This week we find ourselves in the thick of our Exodus story. God commands Moses to speak to Pharoah, to ask him to let the Israelites go. Several times along the way, Moses iterates his speech impediment to God- Moses is "Aral Sfataim." The Women's Torah Commentary translates this phrase as "toungue tied." We understand Moses to have a speech impediment or stutter, so this translation makes sense. Aral, found in Leviticus 19:23 translates as "uncircumcised" and in Habbakuk 2:16 (book eight of the twelve minor prohphets) as "naked" or "exposed." Looking at all three translations, Moses's lips are uncircumcised- closed up, understanding the situation, Moses is very literally exposed, naked, and of course toungue tied!

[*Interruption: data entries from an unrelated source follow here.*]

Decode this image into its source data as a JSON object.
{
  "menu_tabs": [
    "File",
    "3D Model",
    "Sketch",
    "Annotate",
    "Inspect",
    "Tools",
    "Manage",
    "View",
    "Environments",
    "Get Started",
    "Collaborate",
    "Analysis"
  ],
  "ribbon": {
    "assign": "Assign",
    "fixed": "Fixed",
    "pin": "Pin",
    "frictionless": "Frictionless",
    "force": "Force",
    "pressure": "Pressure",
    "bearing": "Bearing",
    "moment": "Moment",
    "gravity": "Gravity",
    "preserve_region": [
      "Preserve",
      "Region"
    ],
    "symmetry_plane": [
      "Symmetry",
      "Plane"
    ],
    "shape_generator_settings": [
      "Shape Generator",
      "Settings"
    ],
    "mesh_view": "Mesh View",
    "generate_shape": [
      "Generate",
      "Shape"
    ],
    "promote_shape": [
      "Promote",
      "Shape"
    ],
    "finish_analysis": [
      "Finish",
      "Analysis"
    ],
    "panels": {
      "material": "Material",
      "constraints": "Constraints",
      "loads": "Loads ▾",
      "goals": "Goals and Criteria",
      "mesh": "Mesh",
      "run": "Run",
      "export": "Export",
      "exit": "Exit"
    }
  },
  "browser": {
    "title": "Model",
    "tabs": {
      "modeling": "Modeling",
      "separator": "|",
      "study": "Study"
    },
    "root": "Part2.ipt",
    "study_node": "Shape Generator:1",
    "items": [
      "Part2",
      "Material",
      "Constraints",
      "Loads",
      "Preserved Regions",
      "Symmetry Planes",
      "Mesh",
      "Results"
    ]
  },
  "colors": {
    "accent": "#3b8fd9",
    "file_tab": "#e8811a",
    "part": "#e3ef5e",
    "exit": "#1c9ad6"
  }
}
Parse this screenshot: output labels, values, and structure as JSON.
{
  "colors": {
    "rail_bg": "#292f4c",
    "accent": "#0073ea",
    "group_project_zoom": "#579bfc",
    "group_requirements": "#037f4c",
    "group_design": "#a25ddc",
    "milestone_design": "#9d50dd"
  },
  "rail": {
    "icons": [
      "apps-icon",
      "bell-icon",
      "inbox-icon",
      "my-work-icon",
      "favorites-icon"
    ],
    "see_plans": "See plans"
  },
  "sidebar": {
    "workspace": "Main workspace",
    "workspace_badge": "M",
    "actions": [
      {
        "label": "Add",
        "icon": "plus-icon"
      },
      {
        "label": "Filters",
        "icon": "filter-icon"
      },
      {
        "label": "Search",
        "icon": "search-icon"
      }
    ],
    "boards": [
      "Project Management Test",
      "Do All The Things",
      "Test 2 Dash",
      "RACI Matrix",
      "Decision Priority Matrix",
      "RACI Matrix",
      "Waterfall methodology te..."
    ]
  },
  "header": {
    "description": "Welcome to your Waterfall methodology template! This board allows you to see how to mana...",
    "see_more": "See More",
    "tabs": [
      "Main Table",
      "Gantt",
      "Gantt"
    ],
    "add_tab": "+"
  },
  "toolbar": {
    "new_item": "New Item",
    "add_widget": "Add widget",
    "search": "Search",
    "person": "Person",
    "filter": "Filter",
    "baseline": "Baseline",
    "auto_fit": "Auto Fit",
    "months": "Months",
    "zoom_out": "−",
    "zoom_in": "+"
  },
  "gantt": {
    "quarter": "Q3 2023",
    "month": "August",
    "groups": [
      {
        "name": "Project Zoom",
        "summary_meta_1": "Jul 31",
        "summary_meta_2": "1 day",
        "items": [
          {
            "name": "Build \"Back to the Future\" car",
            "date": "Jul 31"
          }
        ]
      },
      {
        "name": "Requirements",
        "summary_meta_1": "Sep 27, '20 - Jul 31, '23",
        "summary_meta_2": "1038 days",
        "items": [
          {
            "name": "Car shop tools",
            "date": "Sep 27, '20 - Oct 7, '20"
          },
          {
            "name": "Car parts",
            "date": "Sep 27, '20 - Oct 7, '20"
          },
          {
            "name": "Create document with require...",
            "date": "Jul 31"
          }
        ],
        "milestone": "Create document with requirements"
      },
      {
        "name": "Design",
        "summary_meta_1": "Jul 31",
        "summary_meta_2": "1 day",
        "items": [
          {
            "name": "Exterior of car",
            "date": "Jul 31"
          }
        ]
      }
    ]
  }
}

In these brief verses, we witness Moses' honesty and humility: Moses cries- I am tongue-tied, why would Pharoah listen to me?! How many times have we as individuals questioned our own confidence, authority or leadership in this way?
God, rather than simply accepting Moses' complaint, and choosing Aaron to lead over Moses, literally lifts Moses up. God's response: "I will place you in the role of God to Pharoah, and Aaron will be your prophet." God lifts Moses up, into the role of the divine. Aaron becomes not just Moses' translator, but a prophet, a translator of the divine.
From this Torah portion, we remember that while we may doubt ourselves, we are all in the image of the divine. While at times we may find ourselves tongue tied, closed up, exposed, when we find our courage, when we find our voices to lead in humility, as Moses does, we bring a bit of the divine within us, out into the world, just as Moses does throughout the Exodus story and his leadership of the Jewish people.
In our moments of doubt, of uncertainty, may we find our humble selves, may we overcome our nakedness and share our voices with courage. May we remember that sometimes we cannot share our voices all on our own, and may we allow ourselves to be supported in those times with God's presence, and the presence of others, and though them, may we be lifted as Moses.